Deux courtes escales, et ça repart…
Au nord de l’échiquier la course se poursuit aussi de plus belle pour Amarris, qui a réussi le tour de force de se mettre à l’abri cette nuit au port de Santa Maria. Quatre heures plus tard, soit le minimum de temps d’escale autorisé par les instructions de course, il repartait en course. S’ils concèdent désormais 128 milles sur les leaders, Gildas Mahé et son équipage n’ont certainement pas dit leur dernier mot. Tout comme le trio de La Manche Évidence Nautique, qui s’est affairé dans la marina de Santa Maria le temps d’un arrêt au stand rondement mené pour ne pas dépasser le forfait des 4 heures réglementaires. À 12h49 ce dimanche, le bateau normand larguait les amarres qui le retenaient à terre pour opérer une réparation express.

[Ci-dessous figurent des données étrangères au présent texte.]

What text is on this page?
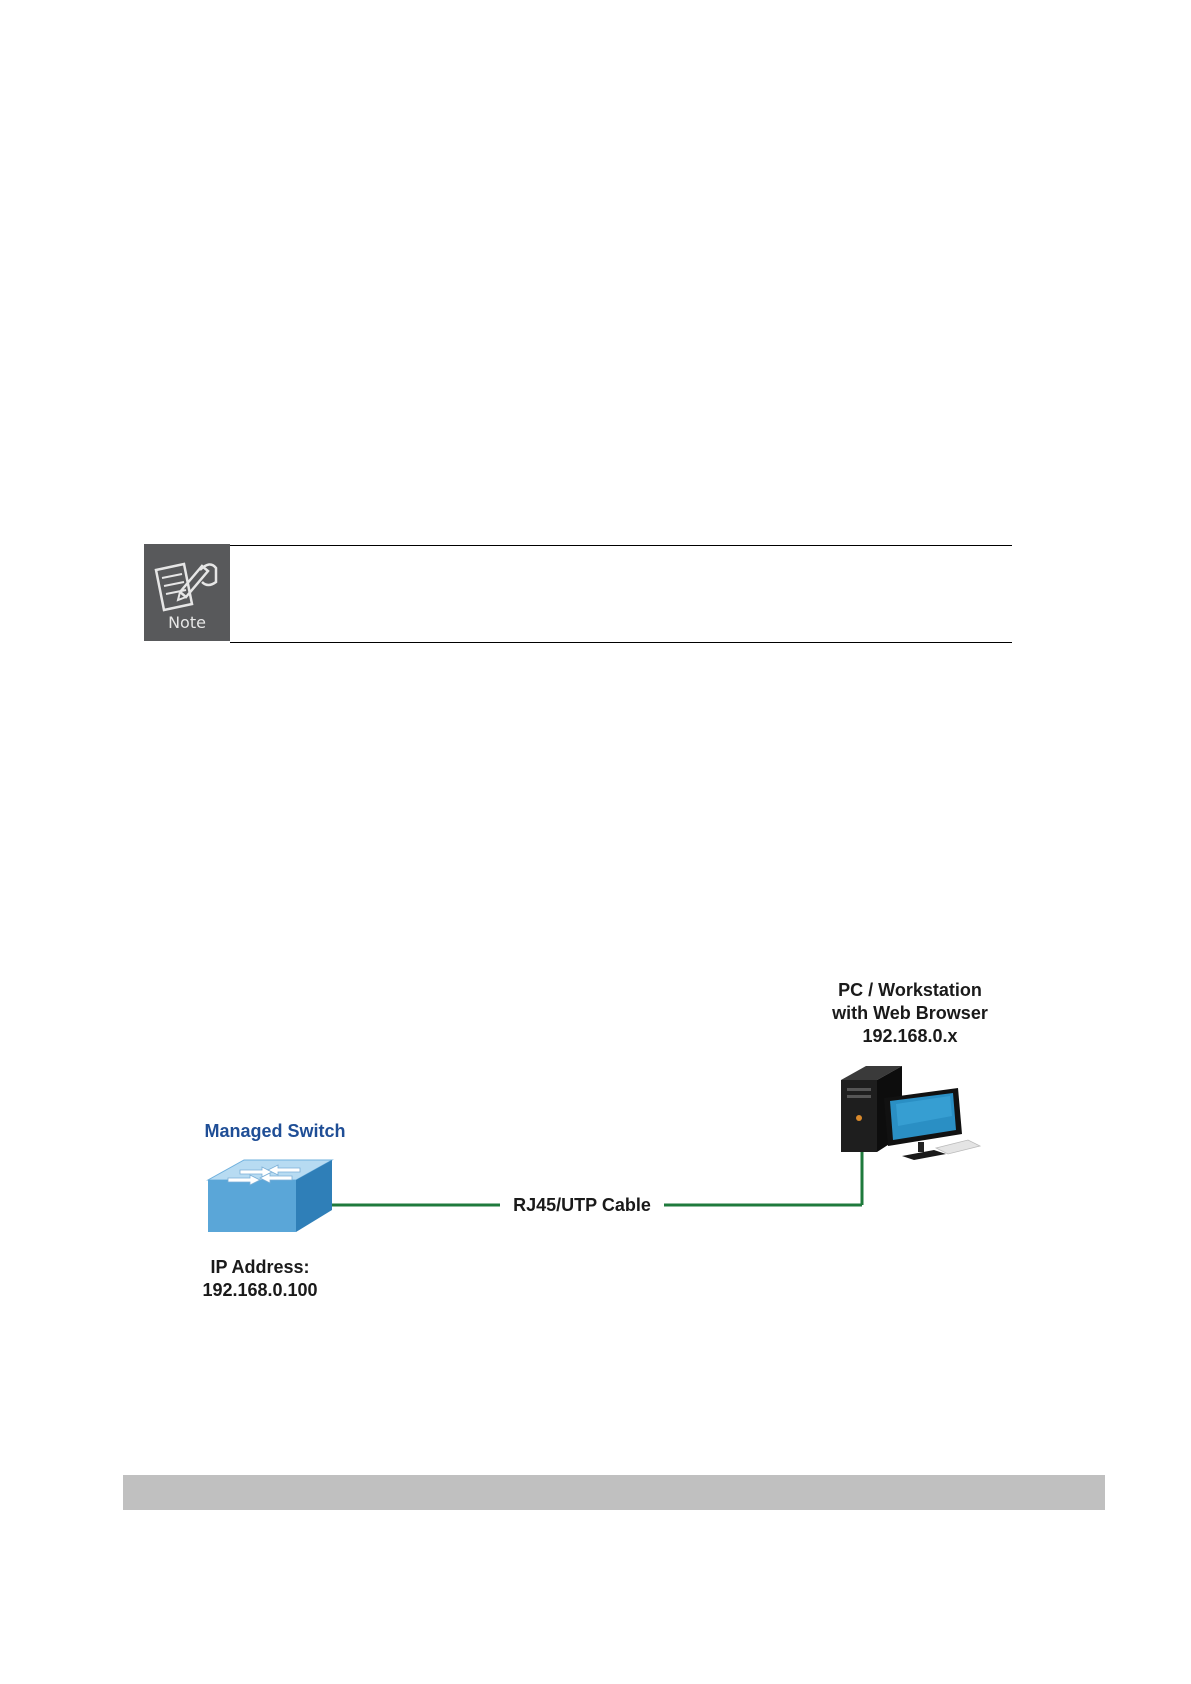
Note
Managed Switch
IP Address:
192.168.0.100
RJ45/UTP Cable
PC / Workstation
with Web Browser
192.168.0.x
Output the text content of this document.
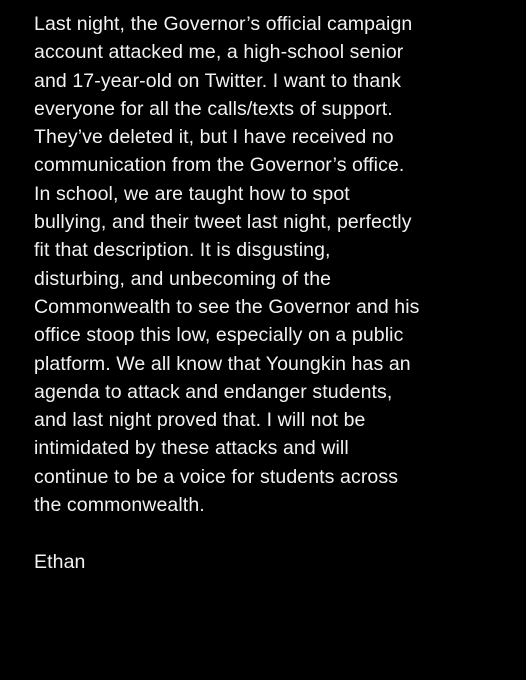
Last night, the Governor’s official campaign
account attacked me, a high-school senior
and 17-year-old on Twitter. I want to thank
everyone for all the calls/texts of support.
They’ve deleted it, but I have received no
communication from the Governor’s office.
In school, we are taught how to spot
bullying, and their tweet last night, perfectly
fit that description. It is disgusting,
disturbing, and unbecoming of the
Commonwealth to see the Governor and his
office stoop this low, especially on a public
platform. We all know that Youngkin has an
agenda to attack and endanger students,
and last night proved that. I will not be
intimidated by these attacks and will
continue to be a voice for students across
the commonwealth.
Ethan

Panne de vent aux Canaries
Il n’y a en effet pas de temps à perdre. La route est encore longue, et ce n’est pas les partisans de l’option sud qui diront le contraire. Comme le redoutait Thomas Rouxel, qui se désespérait hier à la lecture des derniers fichiers météo, alors que sur l’Atlantique, la dépression qui circule dans le milieu de l’Atlantique « aspire aussi les alizés ». Pas étonnant donc de voir ce dimanche Everial et Dékuple privés d’air sur une mer d’huile aux détours des îles Canaries, et les écarts en milles se creuser considérablement (+650 ce dimanche).

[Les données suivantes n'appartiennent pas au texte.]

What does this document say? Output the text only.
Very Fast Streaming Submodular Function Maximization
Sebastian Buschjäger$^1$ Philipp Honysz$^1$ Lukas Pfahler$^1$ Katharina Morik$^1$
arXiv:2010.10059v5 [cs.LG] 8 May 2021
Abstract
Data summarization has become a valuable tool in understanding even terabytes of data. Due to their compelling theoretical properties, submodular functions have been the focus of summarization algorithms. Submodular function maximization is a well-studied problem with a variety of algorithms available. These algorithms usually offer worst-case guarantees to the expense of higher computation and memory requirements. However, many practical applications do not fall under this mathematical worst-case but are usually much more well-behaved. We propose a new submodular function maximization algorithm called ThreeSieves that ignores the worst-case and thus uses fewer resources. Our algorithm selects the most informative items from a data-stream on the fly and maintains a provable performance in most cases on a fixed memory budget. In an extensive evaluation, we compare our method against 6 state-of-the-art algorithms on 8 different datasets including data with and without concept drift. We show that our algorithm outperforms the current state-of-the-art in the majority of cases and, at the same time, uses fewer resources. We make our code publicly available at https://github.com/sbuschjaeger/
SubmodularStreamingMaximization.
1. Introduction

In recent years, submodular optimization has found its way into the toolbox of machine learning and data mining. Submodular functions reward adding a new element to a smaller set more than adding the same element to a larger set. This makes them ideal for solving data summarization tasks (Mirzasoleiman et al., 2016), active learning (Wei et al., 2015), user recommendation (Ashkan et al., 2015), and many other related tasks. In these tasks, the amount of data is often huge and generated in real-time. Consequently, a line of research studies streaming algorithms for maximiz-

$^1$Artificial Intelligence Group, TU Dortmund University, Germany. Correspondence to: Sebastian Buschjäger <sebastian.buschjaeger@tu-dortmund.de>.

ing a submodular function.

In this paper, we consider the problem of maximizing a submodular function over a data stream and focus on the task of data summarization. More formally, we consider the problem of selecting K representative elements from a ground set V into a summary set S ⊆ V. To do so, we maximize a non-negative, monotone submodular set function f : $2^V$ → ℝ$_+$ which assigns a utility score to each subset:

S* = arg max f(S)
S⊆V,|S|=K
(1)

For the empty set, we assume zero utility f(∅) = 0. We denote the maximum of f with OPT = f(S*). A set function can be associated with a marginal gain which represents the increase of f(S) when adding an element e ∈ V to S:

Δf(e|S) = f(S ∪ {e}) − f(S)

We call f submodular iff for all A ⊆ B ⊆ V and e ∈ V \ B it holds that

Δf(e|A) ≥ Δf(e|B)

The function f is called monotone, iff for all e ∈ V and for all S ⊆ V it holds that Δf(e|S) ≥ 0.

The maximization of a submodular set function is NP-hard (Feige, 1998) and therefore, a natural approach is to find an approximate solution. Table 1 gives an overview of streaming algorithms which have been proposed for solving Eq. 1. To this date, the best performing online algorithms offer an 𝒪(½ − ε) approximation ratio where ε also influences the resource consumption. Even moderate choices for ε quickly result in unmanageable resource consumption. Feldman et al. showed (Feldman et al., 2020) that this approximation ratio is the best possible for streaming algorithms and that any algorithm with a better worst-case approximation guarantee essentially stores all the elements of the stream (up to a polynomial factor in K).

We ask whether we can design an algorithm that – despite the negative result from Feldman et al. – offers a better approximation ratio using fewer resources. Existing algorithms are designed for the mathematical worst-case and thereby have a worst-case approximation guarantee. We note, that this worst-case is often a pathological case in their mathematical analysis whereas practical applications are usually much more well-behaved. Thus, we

Mais dans la grande l’orchestration des systèmes météo, la journée de mercredi pourrait s’annoncer cruciale. Elle promet en tout cas de renverser la tendance avec un ralentissement général en tête de flotte, cumulé au retour d’un flux de sud-est solidement établi sur le route du sud. Sur le point de passer sous la barre des 2000 milles restant à parcourir jusqu’à l’arrivée, les premiers sont aujourd’hui attendus dans la journée du 22 avril à Marie-Galante.